In the film, we see men, women and children falling at his feet in Nirvanic ecstacy. In a crackling prologue, shot in the spirit of a Rajkumar Kohli thriller in the 1970s, Guruji's sprawling Ashram is attacked by masked marauders who have come to slay the spiritual leader. In less than 10 minutes the terrorists' guns are on the floor. And so are they. Cowering and whining for forgiveness.
 
Guruji forgives all. 
 
"MSG" is not a film. It is a massive crash-course in self-promotion, a reflection of what its helmsman feels and why devotes fall by the millions at his milk-washed feet.
 
The narrative proceeds in the spirit of episodes of a long-running serial, each episode chronicling the exploits of a godman-superhero who can make things happen by simply making a wish. 
 
 
He shuts his eye and the evil force evaporates. So we see episodes such as 'Guruji Takes On Terrorists', 'Guruji Blesses Community Marriages', 'Guruji Takes To The Broom For Swachch Bharat', 'Guruji Rocks The Stadium'.
 
My favourite episode in the two-and-half-hour-long film is the one where Guruji banters with paternal playfulness with a young unmarried devotee in his ashram who sulks because she'd have to get married and leave.
 
"You're a daughter. That's what daughters must do," Guruji explains playfully to the girl as she protests.
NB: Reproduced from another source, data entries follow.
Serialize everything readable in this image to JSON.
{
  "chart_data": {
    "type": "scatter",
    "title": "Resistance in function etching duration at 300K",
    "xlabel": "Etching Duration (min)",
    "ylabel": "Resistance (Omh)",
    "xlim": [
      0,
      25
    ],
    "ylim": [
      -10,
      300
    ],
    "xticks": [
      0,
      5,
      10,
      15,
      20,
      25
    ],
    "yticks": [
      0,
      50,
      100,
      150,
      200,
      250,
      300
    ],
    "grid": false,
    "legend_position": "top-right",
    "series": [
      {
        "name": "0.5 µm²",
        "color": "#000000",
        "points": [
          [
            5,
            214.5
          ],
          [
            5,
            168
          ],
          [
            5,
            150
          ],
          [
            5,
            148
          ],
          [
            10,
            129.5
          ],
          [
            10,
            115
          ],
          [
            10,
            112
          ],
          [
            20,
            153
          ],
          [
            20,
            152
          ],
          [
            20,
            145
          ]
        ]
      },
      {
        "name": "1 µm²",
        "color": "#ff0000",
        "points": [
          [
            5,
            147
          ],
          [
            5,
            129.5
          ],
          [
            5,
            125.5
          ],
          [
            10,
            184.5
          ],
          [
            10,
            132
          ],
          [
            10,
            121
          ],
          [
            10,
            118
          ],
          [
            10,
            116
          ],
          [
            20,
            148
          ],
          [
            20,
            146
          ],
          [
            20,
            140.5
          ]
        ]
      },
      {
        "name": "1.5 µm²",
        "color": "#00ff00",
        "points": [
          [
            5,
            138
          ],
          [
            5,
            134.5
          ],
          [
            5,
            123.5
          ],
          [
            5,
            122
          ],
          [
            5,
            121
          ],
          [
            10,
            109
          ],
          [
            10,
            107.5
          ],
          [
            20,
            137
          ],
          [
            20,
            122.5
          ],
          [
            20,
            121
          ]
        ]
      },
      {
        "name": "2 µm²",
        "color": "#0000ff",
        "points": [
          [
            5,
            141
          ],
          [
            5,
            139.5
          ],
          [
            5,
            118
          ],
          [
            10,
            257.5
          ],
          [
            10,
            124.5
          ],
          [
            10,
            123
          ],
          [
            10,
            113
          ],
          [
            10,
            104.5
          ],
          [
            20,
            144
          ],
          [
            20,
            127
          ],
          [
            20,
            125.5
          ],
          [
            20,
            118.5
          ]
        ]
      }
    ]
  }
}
A foreigner girl with a permanent smile on her face photographs the banter.
 
The above sequence is so Sooraj Barjatya, so Alok Nath and so Amrita Rao. Even Barjatya would blush at the gushy homage to his cinema. 
 
The filmed crowds reminiscent of Prakash Jha's political dramas, apparently comprising Guruji's real devotees, are so large, it is hard to identify one fawning bhakt from another except when the bhakt sports a turban or a skull cap. 
 
That apart, I can only vouch for the fact that Guruji's devotees in saris are women, and the ones in dhotis are men. 
 
 
In the melee of devotees I could make out two women devotees. One was a rehabilitated sex worker, played by Flora Saini. More interesting was a foreign woman journalist named Alice played by Olexendra Semen.
 
There's a lot to be said about a spiritual leader who takes to filmy "hero-giri" with such sincere gusto. Even Rajinikanth can't equal this Guruji's reformist fervour. He acts, directs, composes the songs, writes the lyrics and, of course, performs the miracles.